I'm convinced it's impossible to find a remotely similar formalisation of probability in which all events are uncertain that can, say, give a coherent account of continuous random variables, since (iii) implies continuity of the probability function on event spaces whose elements are subsets of an appropriate metric space and since continuous maps map compact sets to compact sets. For example, under these axioms, I could define the range of a random variable X to be [0, 1] and Pawnokeyhole would be forced to tell me that the probability that X takes a value anywhere in this interval is less than 1, because that probability would be the limit of the probabilities of any sequence of closed intervals converging to the whole interval, by continuity, and that is less than 1 by assumption.

This leads to a mess by (iii) in several ways. In short, any formalisation of probability has to define a probability function with a compact image. This is why we have probability measures!

The non-nonsensical philosophical questions about probability all arise from its interpretation, not from its formalisation. Hold the axioms sacred and then decide whether to be a Bayesian or a frequentist or a whateverelsian; that way, you might be overly longwinded or silly, but never flat-out absurd.

Originally posted by DoctorScribbles
Sounds like another case of Simon Says. They teach it's true without "officially" teaching that it's true. Shameful that they'd run such a play on children.

This is old ground - we've been over it several times.

The Church does not have a position on every verse in the Bible. It teaches that some events are historical fact (like the Incarnation, the Virgin Birth, the Crucifixion, the Resurrection) and some are meant to be read figuratively (like the Genesis creation account). For the rest, any interpretation that follows sound hermeneutical principles and is consistent with the teaching of the Church is okay.

Originally posted by DoctorScribbles
But your concession of this point leads to an immediate paradox.

You concede that all coins land heads with a probability of less than 50% because of the possibility of double-tail warping.

But now allow me to introduce the skeptical possibility that all coins can warp to be double-headed, since we can't be certain of the physical laws that w ...[text shortened]... probability assessment, or effectively by concluding that they cancel each other's likelihood.

The latter solution to the "paradox" strikes me as perfectly viable. So my view entails no contradiction.

Originally posted by Pawnokeyhole
The latter solution to the "paradox" strikes me as perfectly viable. So my view entails no contradiction.

How do you assess the likelihood of each speculative case? What basis do you have for believing that they are equilikely?
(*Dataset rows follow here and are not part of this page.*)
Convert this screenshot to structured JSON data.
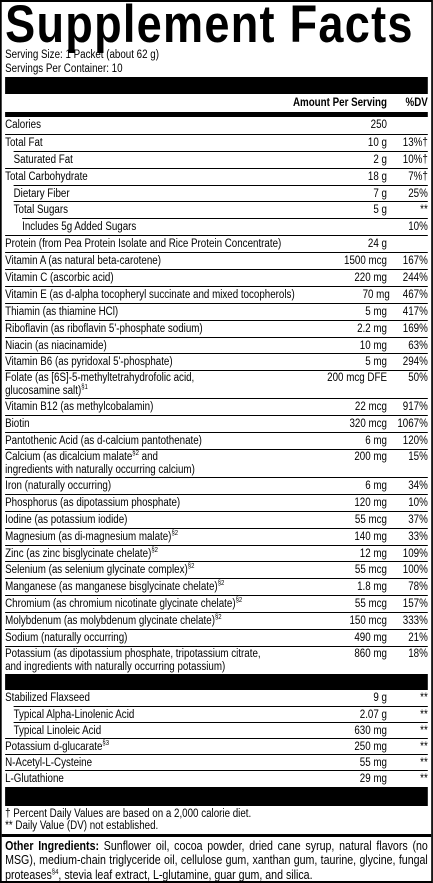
{
  "title": "Supplement Facts",
  "serving_size": "Serving Size: 1 Packet (about 62 g)",
  "servings_per_container": "Servings Per Container: 10",
  "columns": {
    "amount": "Amount Per Serving",
    "dv": "%DV"
  },
  "nutrients": [
    {
      "name": [
        "Calories"
      ],
      "amount": "250",
      "dv": ""
    },
    {
      "name": [
        "Total Fat"
      ],
      "amount": "10 g",
      "dv": "13%†"
    },
    {
      "name": [
        "Saturated Fat"
      ],
      "amount": "2 g",
      "dv": "10%†"
    },
    {
      "name": [
        "Total Carbohydrate"
      ],
      "amount": "18 g",
      "dv": "7%†"
    },
    {
      "name": [
        "Dietary Fiber"
      ],
      "amount": "7 g",
      "dv": "25%"
    },
    {
      "name": [
        "Total Sugars"
      ],
      "amount": "5 g",
      "dv": "**"
    },
    {
      "name": [
        "Includes 5g Added Sugars"
      ],
      "amount": "",
      "dv": "10%"
    },
    {
      "name": [
        "Protein (from Pea Protein Isolate and Rice Protein Concentrate)"
      ],
      "amount": "24 g",
      "dv": ""
    },
    {
      "name": [
        "Vitamin A (as natural beta-carotene)"
      ],
      "amount": "1500 mcg",
      "dv": "167%"
    },
    {
      "name": [
        "Vitamin C (ascorbic acid)"
      ],
      "amount": "220 mg",
      "dv": "244%"
    },
    {
      "name": [
        "Vitamin E (as d-alpha tocopheryl succinate and mixed tocopherols)"
      ],
      "amount": "70 mg",
      "dv": "467%"
    },
    {
      "name": [
        "Thiamin (as thiamine HCl)"
      ],
      "amount": "5 mg",
      "dv": "417%"
    },
    {
      "name": [
        "Riboflavin (as riboflavin 5'-phosphate sodium)"
      ],
      "amount": "2.2 mg",
      "dv": "169%"
    },
    {
      "name": [
        "Niacin (as niacinamide)"
      ],
      "amount": "10 mg",
      "dv": "63%"
    },
    {
      "name": [
        "Vitamin B6 (as pyridoxal 5'-phosphate)"
      ],
      "amount": "5 mg",
      "dv": "294%"
    },
    {
      "name": [
        "Folate (as [6S]-5-methyltetrahydrofolic acid,",
        "glucosamine salt)§1"
      ],
      "amount": "200 mcg DFE",
      "dv": "50%"
    },
    {
      "name": [
        "Vitamin B12 (as methylcobalamin)"
      ],
      "amount": "22 mcg",
      "dv": "917%"
    },
    {
      "name": [
        "Biotin"
      ],
      "amount": "320 mcg",
      "dv": "1067%"
    },
    {
      "name": [
        "Pantothenic Acid (as d-calcium pantothenate)"
      ],
      "amount": "6 mg",
      "dv": "120%"
    },
    {
      "name": [
        "Calcium (as dicalcium malate§2 and",
        "ingredients with naturally occurring calcium)"
      ],
      "amount": "200 mg",
      "dv": "15%"
    },
    {
      "name": [
        "Iron (naturally occurring)"
      ],
      "amount": "6 mg",
      "dv": "34%"
    },
    {
      "name": [
        "Phosphorus (as dipotassium phosphate)"
      ],
      "amount": "120 mg",
      "dv": "10%"
    },
    {
      "name": [
        "Iodine (as potassium iodide)"
      ],
      "amount": "55 mcg",
      "dv": "37%"
    },
    {
      "name": [
        "Magnesium (as di-magnesium malate)§2"
      ],
      "amount": "140 mg",
      "dv": "33%"
    },
    {
      "name": [
        "Zinc (as zinc bisglycinate chelate)§2"
      ],
      "amount": "12 mg",
      "dv": "109%"
    },
    {
      "name": [
        "Selenium (as selenium glycinate complex)§2"
      ],
      "amount": "55 mcg",
      "dv": "100%"
    },
    {
      "name": [
        "Manganese (as manganese bisglycinate chelate)§2"
      ],
      "amount": "1.8 mg",
      "dv": "78%"
    },
    {
      "name": [
        "Chromium (as chromium nicotinate glycinate chelate)§2"
      ],
      "amount": "55 mcg",
      "dv": "157%"
    },
    {
      "name": [
        "Molybdenum (as molybdenum glycinate chelate)§2"
      ],
      "amount": "150 mcg",
      "dv": "333%"
    },
    {
      "name": [
        "Sodium (naturally occurring)"
      ],
      "amount": "490 mg",
      "dv": "21%"
    },
    {
      "name": [
        "Potassium (as dipotassium phosphate, tripotassium citrate,",
        "and ingredients with naturally occurring potassium)"
      ],
      "amount": "860 mg",
      "dv": "18%"
    }
  ],
  "other_nutrients": [
    {
      "name": [
        "Stabilized Flaxseed"
      ],
      "amount": "9 g",
      "dv": "**"
    },
    {
      "name": [
        "Typical Alpha-Linolenic Acid"
      ],
      "amount": "2.07 g",
      "dv": "**"
    },
    {
      "name": [
        "Typical Linoleic Acid"
      ],
      "amount": "630 mg",
      "dv": "**"
    },
    {
      "name": [
        "Potassium d-glucarate§3"
      ],
      "amount": "250 mg",
      "dv": "**"
    },
    {
      "name": [
        "N-Acetyl-L-Cysteine"
      ],
      "amount": "55 mg",
      "dv": "**"
    },
    {
      "name": [
        "L-Glutathione"
      ],
      "amount": "29 mg",
      "dv": "**"
    }
  ],
  "footnotes": [
    "† Percent Daily Values are based on a 2,000 calorie diet.",
    "** Daily Value (DV) not established."
  ],
  "ingredients": {
    "label": "Other Ingredients:",
    "text": "Sunflower oil, cocoa powder, dried cane syrup, natural flavors (no MSG), medium-chain triglyceride oil, cellulose gum, xanthan gum, taurine, glycine, fungal proteases§4, stevia leaf extract, L-glutamine, guar gum, and silica."
  }
}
Originally posted by DoctorScribbles
How do you assess the likelihood of each speculative case? What basis do you have for believing that they are equilikely?

On what basis do you believe that they are not? Isn't what's good for the goose good for the gander?

Also, I don't mean to be pedantic, but the probability that a typical coin lands heads, and the probability that that coin lands tails--even in the absence of weird stuff happening--doesn't actually sum to 1. Why?

Originally posted by Pawnokeyhole
On what basis do you believe that they are not? Isn't what's good for the goose good for the gander?

Also, I don't mean to be pedantic, but the probability that a typical coin lands heads, and the probability that that coin lands tails--even in the absence of weird stuff happening--doesn't actually sum to 1. Why?

Presumably it could land on its side. How is that relevant?

Originally posted by Pawnokeyhole
On what basis do you believe that they are not?

I don't believe that they are not equallly likely. I believe they are both 0% likely.

As all probabilities are assessed - on the basis of information. In this case, the information dictates that each is 0% likely. However, you are the one claiming that each is greater than 0% likely, based on speculation, a claim which has confusion at its root. Speculation does not constitute an informational basis for assessing probabilities. Further, you haven't stated why you think the two cases are equally likely.